Dans les quatre mois de l'avis :
1. Si la responsabilité d'un professionnel ou d'un établissement
de santé est en cause, l'assureur doit faire une offre indemnitaire
à la victime. Si celle-ci est acceptée par la victime, une
transaction intervient.
2. Si l'assureur refuse de faire une offre, c'est l'ONIAM
qui fait alors celle-ci dans les mêmes conditions que l'assureur.
3. Si la responsabilité du professionnel ou de l'établissement
de santé n'est pas engagée, les conditions de recevabilité
ne sont pas remplies et la victime peut toujours saisir le
juge compétent pour connaître de l'indemnisation de son dommage
corporel.
4. S'il y a responsabilité partagée du professionnel ou de
l'établissement de santé, l'offre est effectuée en partie
par l'assureur et en partie par l'ONIAM.
5. C'est l'ONIAM qui indemnise la victime en cas d'infection
nosocomiale et d'aléa thérapeutique.
Dans tous les cas, si l'offre n'est pas acceptée par la victime,
celle-ci peut saisir le juge compétent pour connaître de son
indemnisation.
L'ONIAM est un établissement public de l'Etat, à caractère
administratif, placé sous la tutelle du ministère chargé de
la Santé. C'est l'ONIAM qui assure la charge financière :
il est chargé de l'indemnisation des dommages relevant de
la réparation, au titre de la solidarité nationale. Il intervient
notamment en cas de carence des assureurs. La procédure est
gratuite pour la victime, qui n'a pas à régler les frais d'expertise
judiciaire. En revanche, devant les tribunaux, la victime
fait l'avance des frais d'expertise judiciaire, qui lui seront
remboursés si elle obtient gain de cause. Cette économie est
parfois relative lorsque l'on obtient une bonne indemnisation.

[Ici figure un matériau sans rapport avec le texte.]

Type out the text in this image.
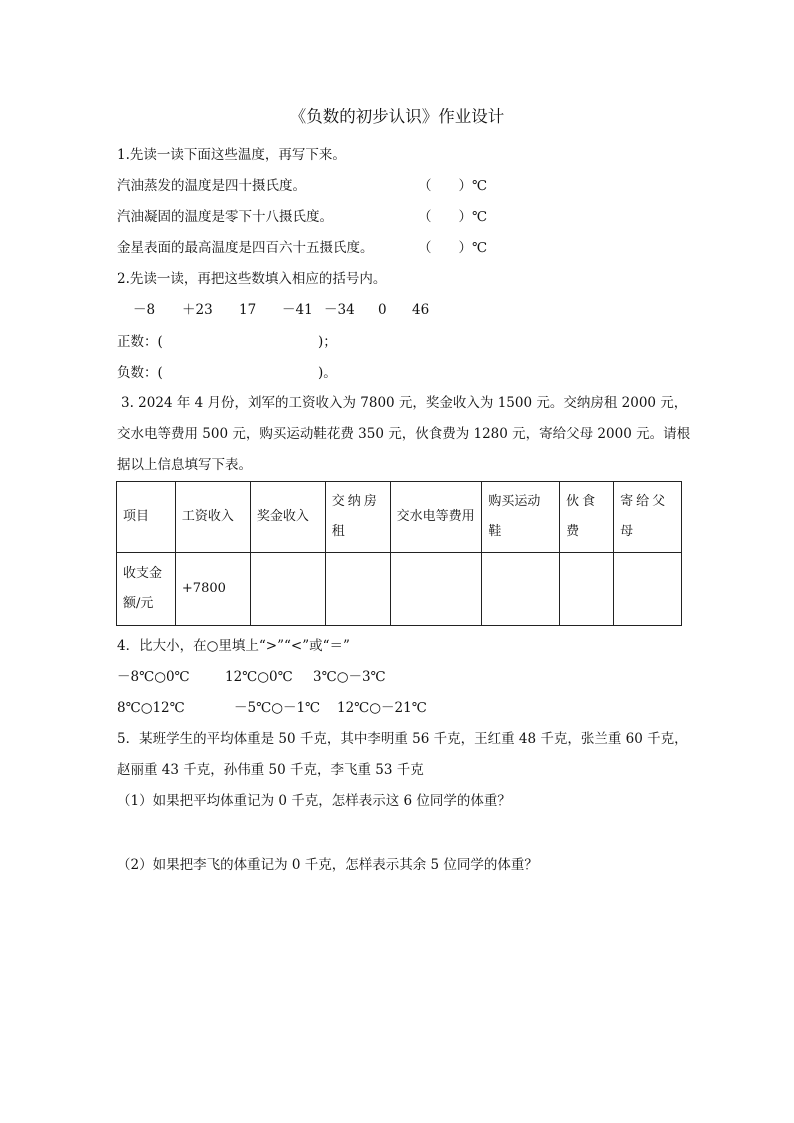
《负数的初步认识》作业设计
1.先读一读下面这些温度，再写下来。
汽油蒸发的温度是四十摄氏度。	（　　）℃
汽油凝固的温度是零下十八摄氏度。	（　　）℃
金星表面的最高温度是四百六十五摄氏度。	（　　）℃
2.先读一读，再把这些数填入相应的括号内。
－8 ＋23 17 －41 －34 0 46
正数：(	)；
负数：(	)。
3. 2024 年 4 月份，刘军的工资收入为 7800 元，奖金收入为 1500 元。交纳房租 2000 元，
交水电等费用 500 元，购买运动鞋花费 350 元，伙食费为 1280 元，寄给父母 2000 元。请根
据以上信息填写下表。
项目	工资收入	奖金收入	交纳房租	交水电等费用	购买运动鞋	伙食费	寄给父母
收支金额/元	+7800						
4．比大小，在○里填上“>”“<”或“＝”
－8℃○0℃	12℃○0℃ 3℃○－3℃
8℃○12℃	－5℃○－1℃ 12℃○－21℃
5．某班学生的平均体重是 50 千克，其中李明重 56 千克，王红重 48 千克，张兰重 60 千克，
赵丽重 43 千克，孙伟重 50 千克，李飞重 53 千克
（1）如果把平均体重记为 0 千克，怎样表示这 6 位同学的体重？
（2）如果把李飞的体重记为 0 千克，怎样表示其余 5 位同学的体重？
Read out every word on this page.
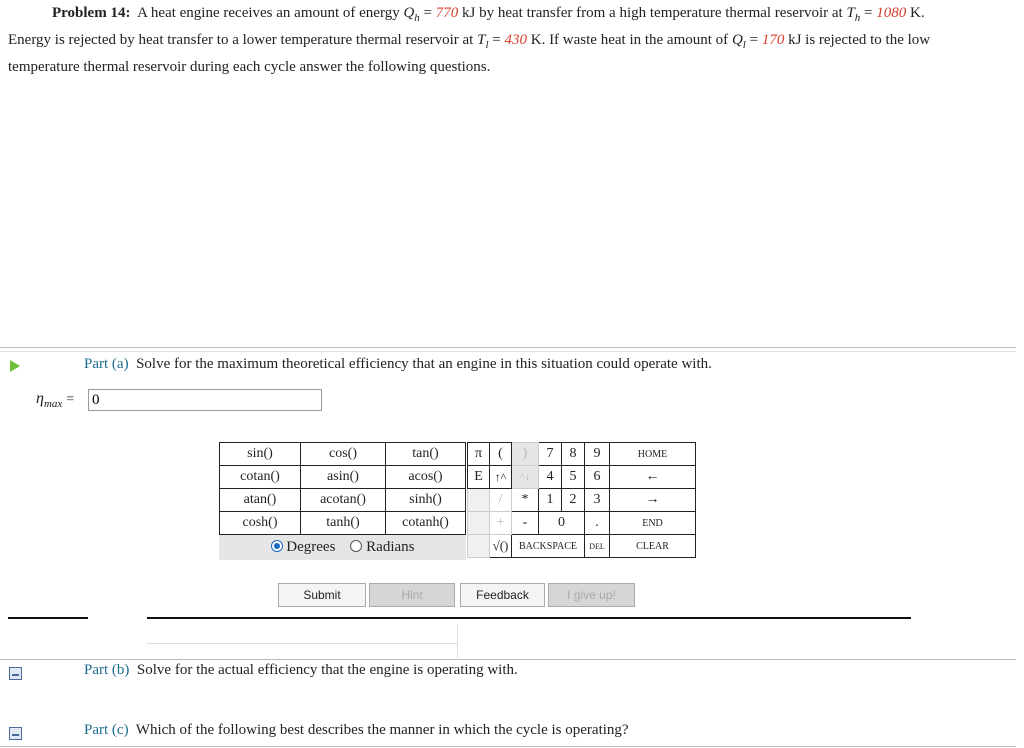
Problem 14: A heat engine receives an amount of energy $Q_h = 770$ kJ by heat transfer from a high temperature thermal reservoir at $T_h = 1080$ K.
Energy is rejected by heat transfer to a lower temperature thermal reservoir at $T_l = 430$ K. If waste heat in the amount of $Q_l = 170$ kJ is rejected to the low
temperature thermal reservoir during each cycle answer the following questions.
Part (a) Solve for the maximum theoretical efficiency that an engine in this situation could operate with.
$\eta_{max}$ =
0
sin()	cos()	tan()
cotan()	asin()	acos()
atan()	acotan()	sinh()
cosh()	tanh()	cotanh()
Degrees Radians		
π	(	)	7	8	9	HOME
E	↑^	^↓	4	5	6	←
	/	*	1	2	3	→
	+	-	0		.	END
	√()	BACKSPACE			DEL	CLEAR
Submit	Hint	Feedback	I give up!
Part (b) Solve for the actual efficiency that the engine is operating with.
Part (c) Which of the following best describes the manner in which the cycle is operating?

Ces procédures concernent essentiellement des dommages corporels
d'une certaine importance (I.P.P supérieure ou égale à 25%).
Dès lors, la victime doit être assistée d'un médecin de recours
et d'un avocat spécialisé pour défendre ses intérêts, notamment
pour ce qui relève de l'exercice du droit ainsi que de l'évaluation
et de l'indemnisation de son dommage corporel au titre de
l'I.P.P, du préjudice professionnel, de la tierce personne
et des préjudices personnels. On ne peut pas s'improviser
médecin ou avocat, et la partie adverse est, quant à elle,
représentée devant la C.R.C.I par un ou plusieurs professionnels.
Catherine
Meimon Nisenbaum, avocate au Barreau, novembre 2007.